GhostwritingThis is a piece written by founder, Jesse, who makes a living from ghostwriting. His site is where the hub of his business comes from. He penned this piece about the modern day world of the ghostwriting, and his experience with selling his service online.

For those who don’t know, ghostwriting is when someone anonymously writes an artist’s lyrics. It’s been part of hip-hop for many years. Big Daddy Kane wrote for Biz Markie, Jay-Z wrote for Foxy Brown, Nas wrote for Will Smith, and Skillz wrote for well, almost everyone. Until recently, ghostwriting occurred in backrooms through personal networks and was rarely acknowledged. The idea that a rapper didn’t write their own lyrics was stigmatized and the use of ghostwriters was kept secret. This was because a large part of hip-hop’s legacy is based on individual expression. If a rapper’s using someone else’s lyrics, then they were perceived to be less real.

In 2010, things have changed. The Internet and online social networking have allowed people to meet and collaborate over great distance. Everything has become a joint effort. We’ve all become interconnected and our experiences are shared. Producers and rappers can now exchange beats and vocals without ever meeting. A rapper can “outsource” their entire album online. Without leaving home, they can buy guest appearances, instrumentals and now lyrics. The rapper supplies the creative vision (like a movie director or producer) and various support crew fill in the missing pieces (like a movie screenwriter or cinematographer). The idea that ghostwritten lyrics are fake has been replaced with the idea that they’re a collaborative transmutation of the rapper’s original intent.

I started my ghostwriting business a couple years ago at the beginning of this transformation. I’d been writing for years and saw an opportunity to turn a hobby into something real. Instead of taking the traditional path of networking at concerts and sending out letters to established rappers, I built my own site. I put up samples of my lyrics, bought some basic web advertising, and posted on hip-hop message boards. The response I got was overwhelming. There was a huge untapped market of MCs looking for lyrics. I heard from MySpace rappers, YouTube rappers, local stars, posse members, international rappers, and a few established acts. Suddenly it was alright to hire a writer and the internet made it easy.
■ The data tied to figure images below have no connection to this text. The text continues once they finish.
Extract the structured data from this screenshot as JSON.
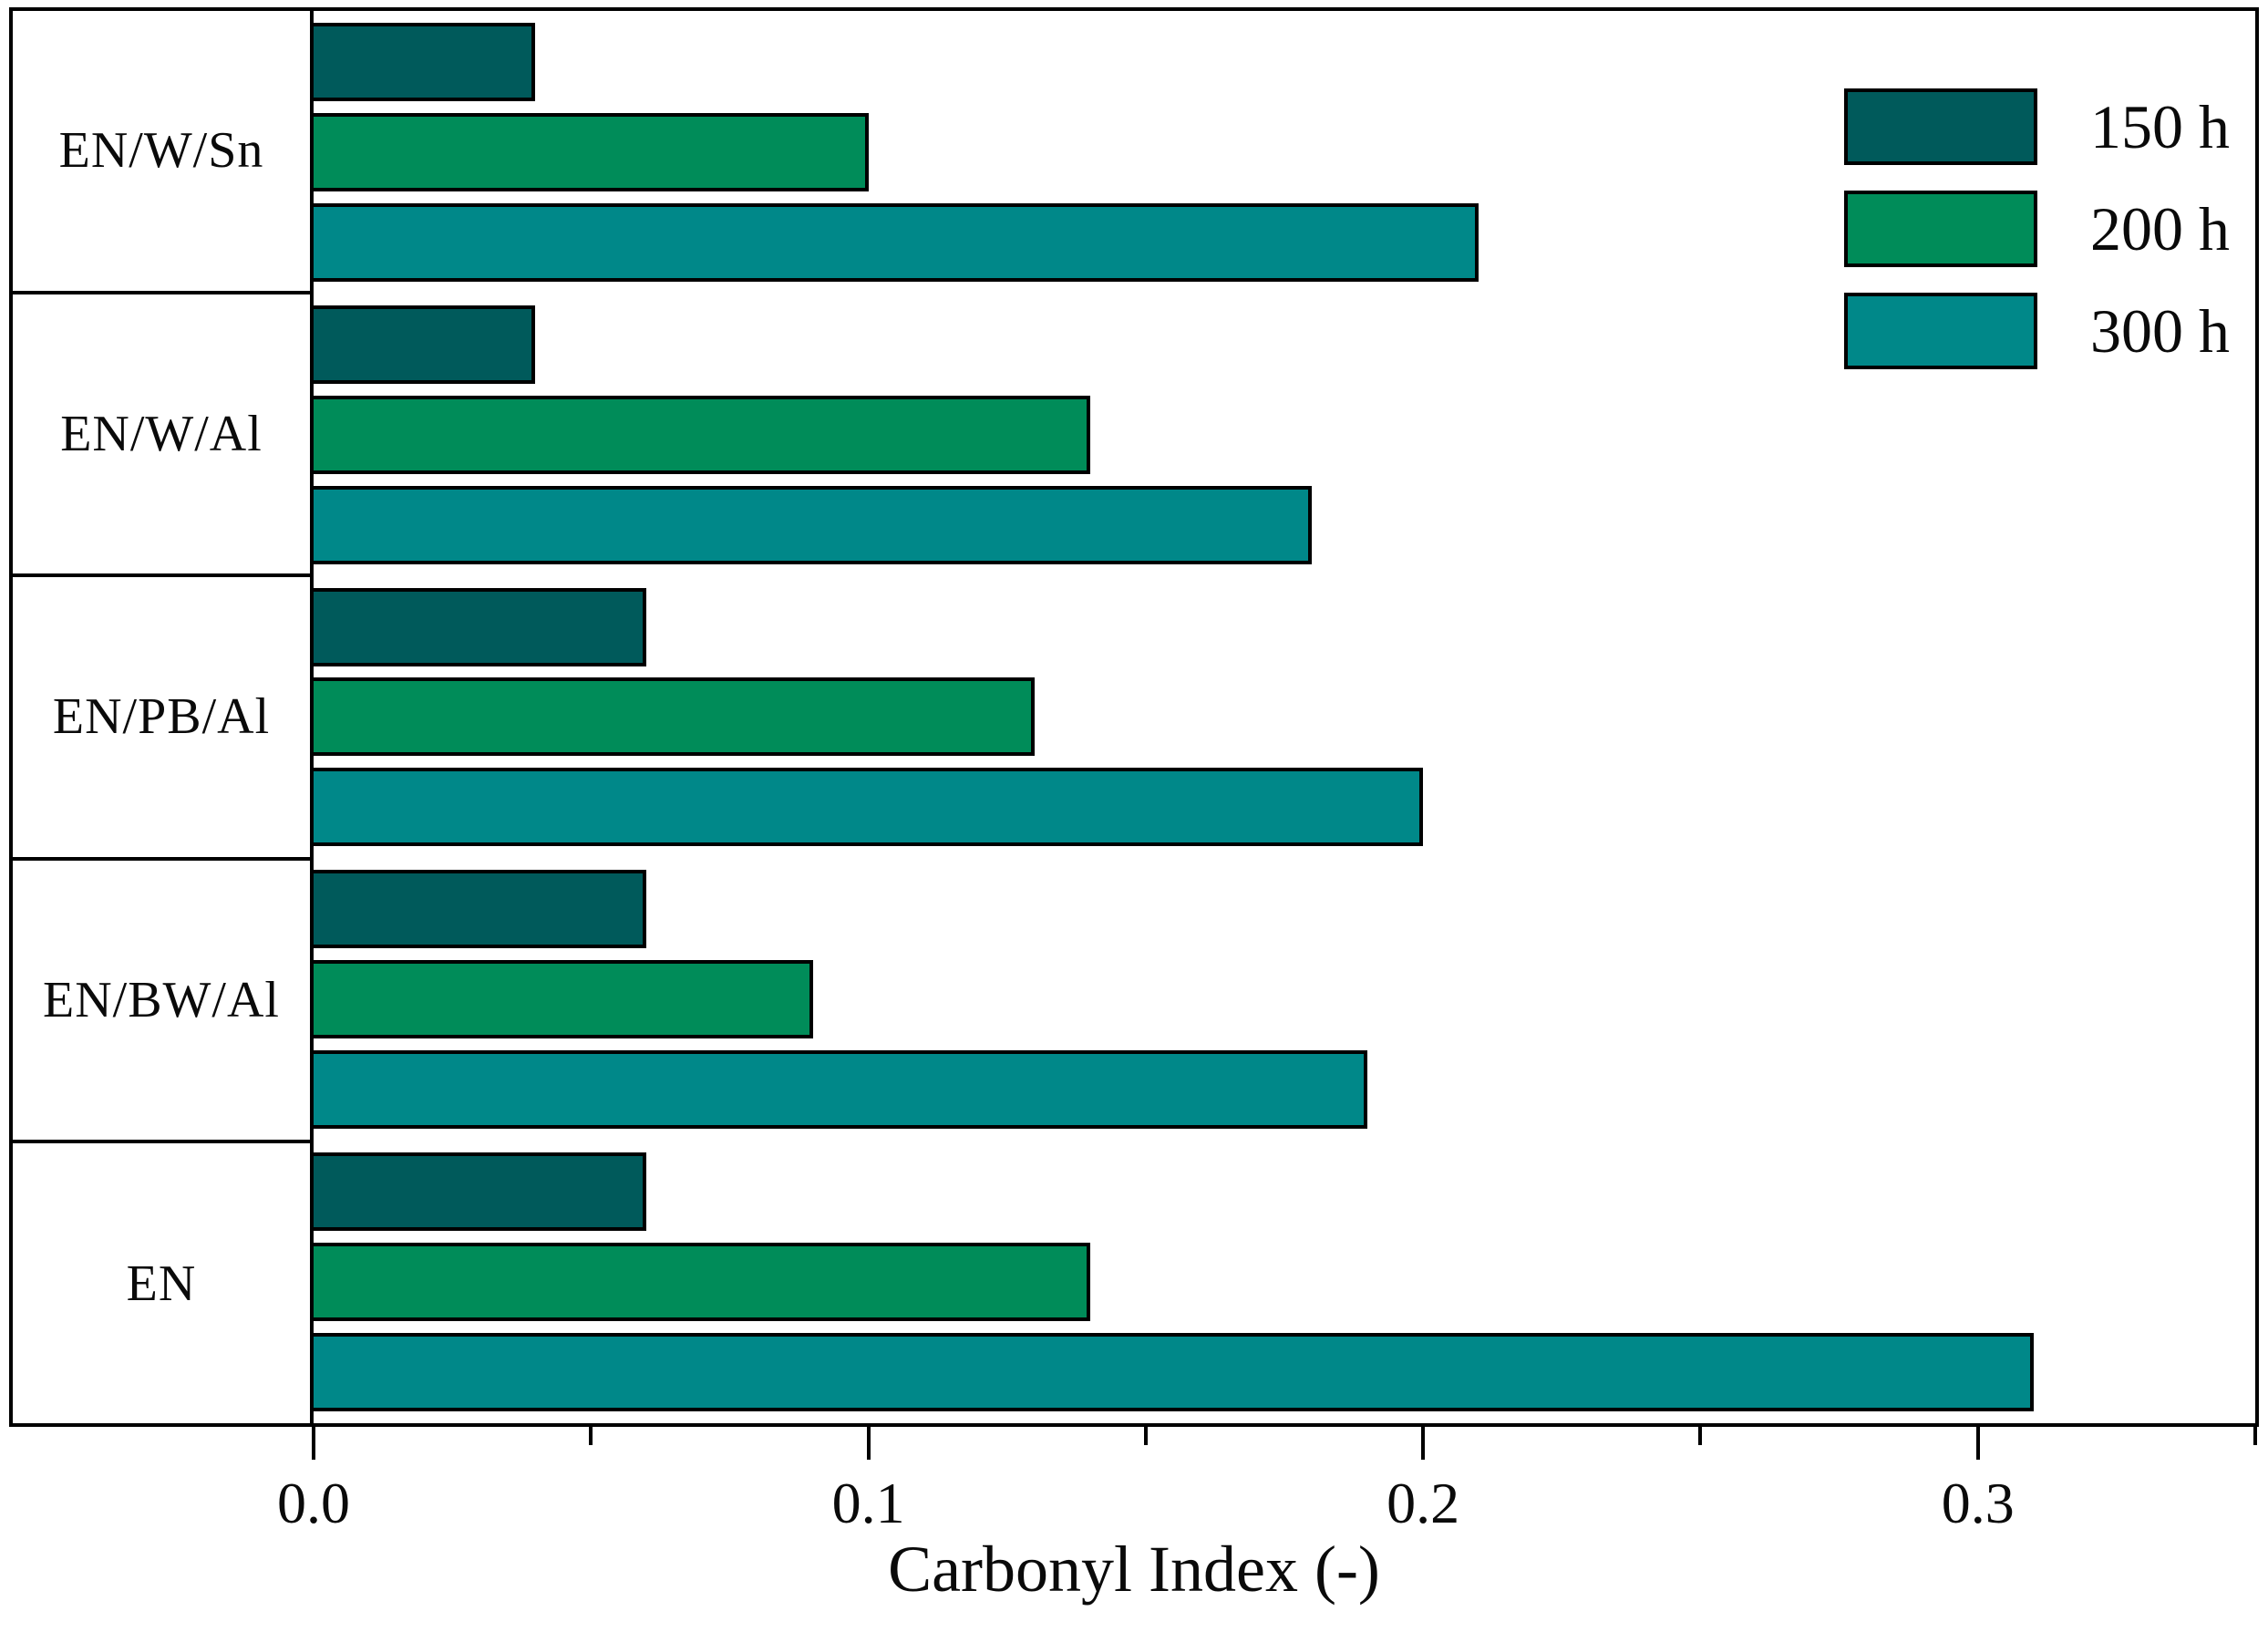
{
  "figure": {
    "background": "#ffffff",
    "frame_color": "#000000"
  },
  "chart_data": {
    "type": "bar",
    "orientation": "horizontal",
    "title": "",
    "xlabel": "Carbonyl Index (-)",
    "ylabel": "",
    "xlim": [
      0,
      0.35
    ],
    "grid": false,
    "legend_position": "top-right",
    "categories": [
      "EN/W/Sn",
      "EN/W/Al",
      "EN/PB/Al",
      "EN/BW/Al",
      "EN"
    ],
    "series": [
      {
        "name": "150 h",
        "color": "#005a5b",
        "values": [
          0.04,
          0.04,
          0.06,
          0.06,
          0.06
        ]
      },
      {
        "name": "200 h",
        "color": "#008c59",
        "values": [
          0.1,
          0.14,
          0.13,
          0.09,
          0.14
        ]
      },
      {
        "name": "300 h",
        "color": "#008889",
        "values": [
          0.21,
          0.18,
          0.2,
          0.19,
          0.31
        ]
      }
    ],
    "x_major_ticks": [
      0.0,
      0.1,
      0.2,
      0.3
    ],
    "x_major_tick_labels": [
      "0.0",
      "0.1",
      "0.2",
      "0.3"
    ],
    "x_minor_ticks": [
      0.05,
      0.15,
      0.25,
      0.35
    ]
  }
}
A lot of people are curious how it works. First, the artist contacts me and gives me some personal information. They tell me about their world, their slang, their favorite subject matter, their artistic influences and about their friends, family and enemies. Then I send them a sample verse to make sure I have their style down and that they feel properly represented. After that, they may request a verse, a song, or even a whole album. Payments are made in advance through PayPal.
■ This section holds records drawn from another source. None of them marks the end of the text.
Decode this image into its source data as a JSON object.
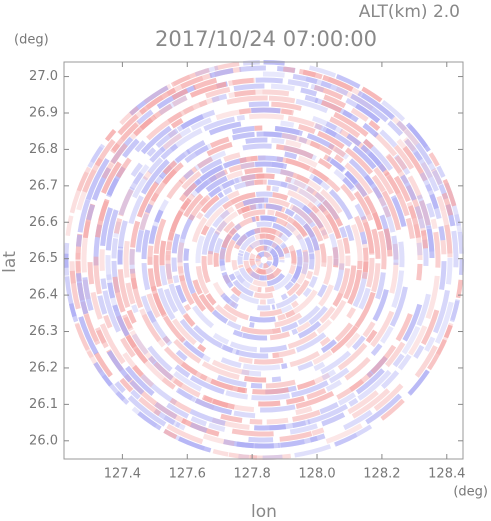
{
  "chart_data": {
    "type": "radar-ppi",
    "title": "2017/10/24 07:00:00",
    "subtitle": "ALT(km) 2.0",
    "x_label": "lon",
    "y_label": "lat",
    "x_unit": "(deg)",
    "y_unit": "(deg)",
    "xlim": [
      127.22,
      128.45
    ],
    "ylim": [
      25.95,
      27.04
    ],
    "xticks": [
      127.4,
      127.6,
      127.8,
      {
        "value": 128,
        "label": "128.0"
      },
      128.2,
      128.4
    ],
    "yticks": [
      {
        "value": 26,
        "label": "26.0"
      },
      26.1,
      26.2,
      26.3,
      26.4,
      26.5,
      26.6,
      26.7,
      26.8,
      26.9,
      {
        "value": 27,
        "label": "27.0"
      }
    ]
  }
}
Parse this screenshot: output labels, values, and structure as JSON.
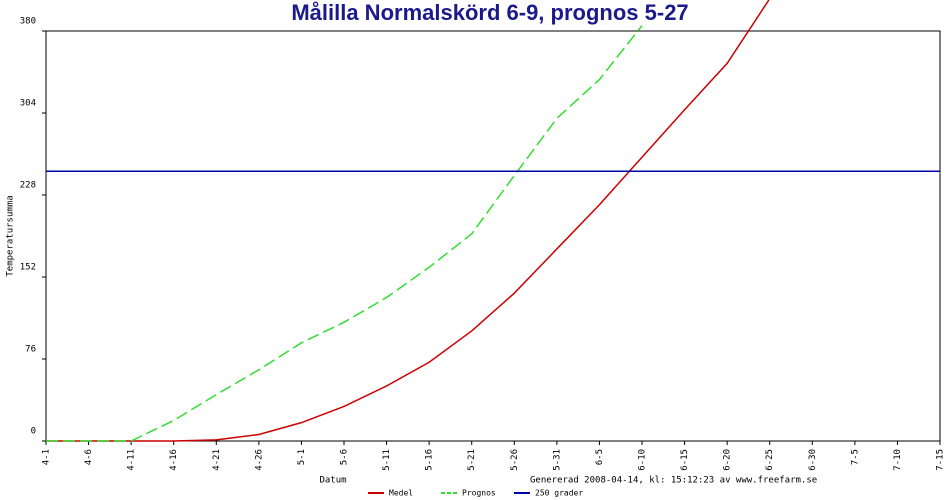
{
  "chart_data": {
    "type": "line",
    "title": "Målilla Normalskörd 6-9, prognos 5-27",
    "y_label": "Temperatursumma",
    "x_label": "Datum",
    "footer": "Genererad 2008-04-14, kl: 15:12:23 av www.freefarm.se",
    "categories": [
      "4-1",
      "4-6",
      "4-11",
      "4-16",
      "4-21",
      "4-26",
      "5-1",
      "5-6",
      "5-11",
      "5-16",
      "5-21",
      "5-26",
      "5-31",
      "6-5",
      "6-10",
      "6-15",
      "6-20",
      "6-25",
      "6-30",
      "7-5",
      "7-10",
      "7-15"
    ],
    "series": [
      {
        "name": "Medel",
        "color": "#cc0000",
        "dashed": false,
        "values": [
          0,
          0,
          0,
          0,
          1,
          6,
          17,
          32,
          51,
          73,
          102,
          137,
          178,
          219,
          263,
          307,
          350,
          410,
          null,
          null,
          null,
          null
        ]
      },
      {
        "name": "Prognos",
        "color": "#33dd33",
        "dashed": true,
        "values": [
          0,
          0,
          0,
          19,
          43,
          66,
          91,
          110,
          133,
          161,
          192,
          246,
          299,
          335,
          385,
          null,
          null,
          null,
          null,
          null,
          null,
          null
        ]
      },
      {
        "name": "250 grader",
        "color": "#0000aa",
        "dashed": false,
        "values": [
          250,
          250,
          250,
          250,
          250,
          250,
          250,
          250,
          250,
          250,
          250,
          250,
          250,
          250,
          250,
          250,
          250,
          250,
          250,
          250,
          250,
          250
        ]
      }
    ],
    "ylim": [
      0,
      380
    ],
    "yticks": [
      0,
      76,
      152,
      228,
      304,
      380
    ],
    "legend": "bottom"
  }
}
So the big question is, “is this good for hip-hop?” My answer is yes. It absolutely is. Rapping is now open to so many more people. An up-and-coming rapper might have good flow and delivery, but struggle with writing. Now he can buy lyrics and express himself. A veteran rapper with writer’s block may not release an album for years. Now he can buy lyrics and put out new songs for his fans. The range of available music is now much wider because there are less barriers to becoming an MC. This is great for fans because it provides more variety. It also ensure the quality of lyrics can be top notch, a win for fans as well.

Finally ghostwriting allows a greater degree of collaboration. Something special happens when creative minds get together. The sum of the work they create is greater than its parts. Ghostwriting allows each person to do what they do best and thus creates a more compelling work of art.